When the losing team scores high, the games are more competitive in a sense that there's less score difference. This is intuitive because there's a soft threshold for the total points scored in a game due to the play-clock.

3.6 Distribution of score difference by losing team's points

fig, axes = plt.subplots(1, 2, sharex=True, sharey=True, figsize=(10, 6))
axes[0].scatter(data['score_l'], data['scorediff'].abs(), s=1)
axes[1].hexbin(data['score_l'], data['scorediff'].abs(), bins='log', gridsize=50)
plt.subplots_adjust(left=0.1, bottom=0.2, right=None, top=None, wspace=0.05, hspace=None)
plt.suptitle('Score Difference vs. Losing Score')
fig.text(0.5, 0.04, 'Losing Team Points', ha='center')
fig.text(0.04, 0.5, 'Score Difference', va='center', rotation='vertical')
show_fig('scatter_scorediff_by_losingpoints.png')

scatter_scorediff_by_losingpoints.png

This plot shows the same information as the previous one.

4 Questions

4.1 How many times does a pair of teams play each other in a season?

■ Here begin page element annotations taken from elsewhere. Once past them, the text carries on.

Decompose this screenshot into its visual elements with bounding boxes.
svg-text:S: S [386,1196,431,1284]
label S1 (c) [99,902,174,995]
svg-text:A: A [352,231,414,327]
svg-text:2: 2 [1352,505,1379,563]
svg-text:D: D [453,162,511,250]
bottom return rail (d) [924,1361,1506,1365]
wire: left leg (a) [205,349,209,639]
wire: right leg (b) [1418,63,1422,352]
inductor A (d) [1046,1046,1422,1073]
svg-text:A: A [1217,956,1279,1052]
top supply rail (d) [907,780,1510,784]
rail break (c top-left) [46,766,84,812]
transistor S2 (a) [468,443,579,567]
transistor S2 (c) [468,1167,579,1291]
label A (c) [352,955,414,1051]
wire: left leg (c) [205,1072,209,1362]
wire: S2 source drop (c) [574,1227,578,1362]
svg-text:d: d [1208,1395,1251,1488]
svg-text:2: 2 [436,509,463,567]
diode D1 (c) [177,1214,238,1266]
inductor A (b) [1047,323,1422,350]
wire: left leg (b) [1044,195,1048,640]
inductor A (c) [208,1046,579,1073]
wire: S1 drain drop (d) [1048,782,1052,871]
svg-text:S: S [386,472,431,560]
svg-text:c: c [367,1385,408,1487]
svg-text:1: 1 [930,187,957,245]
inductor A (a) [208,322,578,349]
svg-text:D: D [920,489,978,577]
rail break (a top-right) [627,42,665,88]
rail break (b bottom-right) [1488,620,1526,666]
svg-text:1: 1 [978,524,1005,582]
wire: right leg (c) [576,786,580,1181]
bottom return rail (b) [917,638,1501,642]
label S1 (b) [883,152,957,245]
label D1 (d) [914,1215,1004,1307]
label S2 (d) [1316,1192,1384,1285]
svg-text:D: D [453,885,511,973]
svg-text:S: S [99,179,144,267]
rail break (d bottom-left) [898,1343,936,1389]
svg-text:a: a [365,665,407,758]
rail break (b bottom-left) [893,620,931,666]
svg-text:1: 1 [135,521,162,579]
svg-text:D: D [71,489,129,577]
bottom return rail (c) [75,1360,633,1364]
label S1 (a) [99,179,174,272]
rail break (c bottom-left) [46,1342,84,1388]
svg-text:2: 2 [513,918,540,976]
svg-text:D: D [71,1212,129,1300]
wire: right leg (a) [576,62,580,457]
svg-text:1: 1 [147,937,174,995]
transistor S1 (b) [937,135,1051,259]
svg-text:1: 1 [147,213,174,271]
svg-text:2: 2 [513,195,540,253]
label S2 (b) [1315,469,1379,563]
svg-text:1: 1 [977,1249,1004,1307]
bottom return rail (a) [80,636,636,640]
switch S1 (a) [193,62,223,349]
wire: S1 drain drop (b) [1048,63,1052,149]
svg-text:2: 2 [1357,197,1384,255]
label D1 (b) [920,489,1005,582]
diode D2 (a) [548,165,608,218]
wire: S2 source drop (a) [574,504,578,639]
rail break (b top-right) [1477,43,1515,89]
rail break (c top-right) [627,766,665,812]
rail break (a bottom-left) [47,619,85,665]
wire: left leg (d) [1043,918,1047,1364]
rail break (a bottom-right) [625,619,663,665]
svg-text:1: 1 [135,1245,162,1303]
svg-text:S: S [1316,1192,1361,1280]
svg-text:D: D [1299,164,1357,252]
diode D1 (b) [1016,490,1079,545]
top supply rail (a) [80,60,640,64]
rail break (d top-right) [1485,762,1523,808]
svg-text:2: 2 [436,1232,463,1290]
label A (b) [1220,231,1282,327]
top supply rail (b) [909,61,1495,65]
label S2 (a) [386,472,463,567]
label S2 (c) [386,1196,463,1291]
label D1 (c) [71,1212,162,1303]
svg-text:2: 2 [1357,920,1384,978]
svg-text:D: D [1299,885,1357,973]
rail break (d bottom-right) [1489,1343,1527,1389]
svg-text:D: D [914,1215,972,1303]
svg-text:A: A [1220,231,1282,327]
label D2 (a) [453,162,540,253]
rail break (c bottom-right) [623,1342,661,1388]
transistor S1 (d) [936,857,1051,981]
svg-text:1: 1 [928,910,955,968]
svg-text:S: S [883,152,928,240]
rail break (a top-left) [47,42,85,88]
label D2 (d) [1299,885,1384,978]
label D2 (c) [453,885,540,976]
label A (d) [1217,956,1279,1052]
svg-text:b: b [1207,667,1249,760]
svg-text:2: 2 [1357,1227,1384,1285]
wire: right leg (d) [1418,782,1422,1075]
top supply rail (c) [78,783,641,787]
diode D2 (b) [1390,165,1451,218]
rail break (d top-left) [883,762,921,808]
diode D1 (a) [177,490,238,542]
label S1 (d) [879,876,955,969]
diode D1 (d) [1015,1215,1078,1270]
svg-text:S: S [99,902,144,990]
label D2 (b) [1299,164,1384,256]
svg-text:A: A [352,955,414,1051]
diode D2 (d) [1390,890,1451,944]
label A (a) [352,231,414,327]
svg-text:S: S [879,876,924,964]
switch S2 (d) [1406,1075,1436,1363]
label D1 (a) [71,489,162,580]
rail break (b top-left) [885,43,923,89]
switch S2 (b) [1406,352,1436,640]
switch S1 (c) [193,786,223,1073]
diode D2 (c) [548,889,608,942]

num_encounters = data.groupby(['team1', 'team2']).size().value_counts()
print_df(pd.DataFrame({'num_encounters':num_encounters.index,
                       'count': num_encounters,
                       'prop': num_encounters / num_encounters.sum()})
         .set_index('num_encounters'))

num_encounters count prop
1 24640.642839
2 11500.300026
3 2190.0571354

Only about 30% of all pairs play twice in a season. About 5.7% of all pairs play three times.

4.2 Does the outcome of a regular season game between team1 and team2 predict the outcome in the tournament?

tourney_matchups = data.loc[data.tourney == 1]
regular_matchups = data.loc[data.tourney == 0]
joined_matchups = pd.merge(regular_matchups, tourney_matchups, on=['team1', 'team2'], suffixes=('_regular', '_tourney'))
print_df(joined_matchups[['team1', 'team2', 'seednum1_tourney', 'seednum2_tourney', 'team1win_tourney', 'team1win_regular']])
team1 team2 seednum1_tourney seednum2_tourney team1win_tourney team1win_regular
0 1181 1277 1 7 1 1
1 1412 1417 14 11 0 0
2 1181 1458 1 1 1 1
3 1211 1417 2 11 1 1
4 1257 1301 4 8 1 0

In 2015, there's only five regular season games between two teams that played in a tournament game. In four out of five cases, the outcome from the tournament agreed with the outcome from the regular season.